The Croatian Finance Ministry published a list of tax debtors to help boost revenue and narrow the budget deficit to 3.8 percent of gross domestic product this year from 5.5 percent in 2011.

The list, called the “Pillar of Shame” by national radio, includes 102,000 corporate, entrepreneurial and individual debtors owing taxes for longer than 90 days. They owe a combined 52 billion kuna ($8.5 billion) in taxes, ministry spokeswoman Sanja Bach said by phone today in Zagreb, or almost half the country’s estimated 118.8 billion kuna in budget spending for this year.

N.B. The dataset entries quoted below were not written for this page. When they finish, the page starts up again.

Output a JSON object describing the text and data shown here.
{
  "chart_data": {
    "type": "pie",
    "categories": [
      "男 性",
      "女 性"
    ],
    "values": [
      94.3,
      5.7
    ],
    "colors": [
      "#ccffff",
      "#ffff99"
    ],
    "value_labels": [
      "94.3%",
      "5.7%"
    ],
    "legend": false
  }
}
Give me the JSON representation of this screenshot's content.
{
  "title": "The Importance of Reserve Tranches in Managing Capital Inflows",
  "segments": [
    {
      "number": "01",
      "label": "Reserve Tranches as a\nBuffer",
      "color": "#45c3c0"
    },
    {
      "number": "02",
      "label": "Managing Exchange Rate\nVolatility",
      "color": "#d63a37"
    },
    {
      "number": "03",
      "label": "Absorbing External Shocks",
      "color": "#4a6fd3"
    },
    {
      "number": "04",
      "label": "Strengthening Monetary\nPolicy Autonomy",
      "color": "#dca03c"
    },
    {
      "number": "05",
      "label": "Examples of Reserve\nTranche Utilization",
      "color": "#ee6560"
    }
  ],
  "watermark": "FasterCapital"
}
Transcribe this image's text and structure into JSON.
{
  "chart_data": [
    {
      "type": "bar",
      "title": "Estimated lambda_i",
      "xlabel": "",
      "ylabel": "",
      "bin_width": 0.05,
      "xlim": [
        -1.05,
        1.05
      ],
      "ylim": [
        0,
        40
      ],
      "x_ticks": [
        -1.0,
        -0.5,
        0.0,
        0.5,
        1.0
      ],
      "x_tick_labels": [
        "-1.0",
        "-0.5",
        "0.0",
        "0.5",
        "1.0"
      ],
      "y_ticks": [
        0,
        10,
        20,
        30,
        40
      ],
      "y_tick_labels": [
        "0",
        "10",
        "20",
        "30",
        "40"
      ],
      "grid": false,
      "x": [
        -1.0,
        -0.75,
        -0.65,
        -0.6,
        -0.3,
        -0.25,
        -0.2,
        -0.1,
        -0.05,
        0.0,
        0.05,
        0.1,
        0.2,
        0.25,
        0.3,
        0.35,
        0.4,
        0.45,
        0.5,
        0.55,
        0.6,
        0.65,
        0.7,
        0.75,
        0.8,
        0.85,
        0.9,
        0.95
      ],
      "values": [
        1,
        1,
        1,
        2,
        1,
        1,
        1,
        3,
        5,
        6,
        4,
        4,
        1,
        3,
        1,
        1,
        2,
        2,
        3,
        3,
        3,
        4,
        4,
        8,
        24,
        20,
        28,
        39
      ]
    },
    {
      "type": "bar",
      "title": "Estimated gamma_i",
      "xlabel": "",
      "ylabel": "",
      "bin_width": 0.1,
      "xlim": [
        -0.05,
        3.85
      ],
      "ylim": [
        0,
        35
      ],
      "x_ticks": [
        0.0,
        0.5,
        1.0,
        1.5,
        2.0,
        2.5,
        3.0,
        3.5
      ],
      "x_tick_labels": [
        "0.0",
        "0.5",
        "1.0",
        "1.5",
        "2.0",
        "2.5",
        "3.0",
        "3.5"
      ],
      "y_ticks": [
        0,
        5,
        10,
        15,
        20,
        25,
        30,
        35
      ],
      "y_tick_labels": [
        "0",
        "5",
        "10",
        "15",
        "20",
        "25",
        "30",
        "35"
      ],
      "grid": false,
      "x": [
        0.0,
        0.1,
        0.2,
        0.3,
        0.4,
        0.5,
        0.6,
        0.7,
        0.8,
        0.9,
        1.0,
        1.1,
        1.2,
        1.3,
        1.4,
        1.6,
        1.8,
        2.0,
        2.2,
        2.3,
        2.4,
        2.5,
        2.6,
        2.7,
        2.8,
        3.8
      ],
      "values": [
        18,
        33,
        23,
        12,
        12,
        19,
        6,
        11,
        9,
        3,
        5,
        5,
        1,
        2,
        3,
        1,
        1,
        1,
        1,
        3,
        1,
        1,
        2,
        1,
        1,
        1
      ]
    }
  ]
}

Croatia, which is set to join the European Union in July 2013, is struggling to attract investors and revive the economy after two years of recession and last year’s stagnation. The Adriatic Sea nation’s seven-month-old government, led by Prime Minister Zoran Milanovic’s Social Democrats, proposed 4 billion kuna in cuts in January to narrow the deficit and bolster the country’s credit rating.

“This debt didn’t accumulate overnight,” Nada Cavlovic Smiljanec, the head of the Tax Office, said in a video link on the government’s website. “We are primarily talking here about entrepreneurs and heads of companies who enjoyed good relations with the previous government and were allowed to avoid tax liabilities,” she said.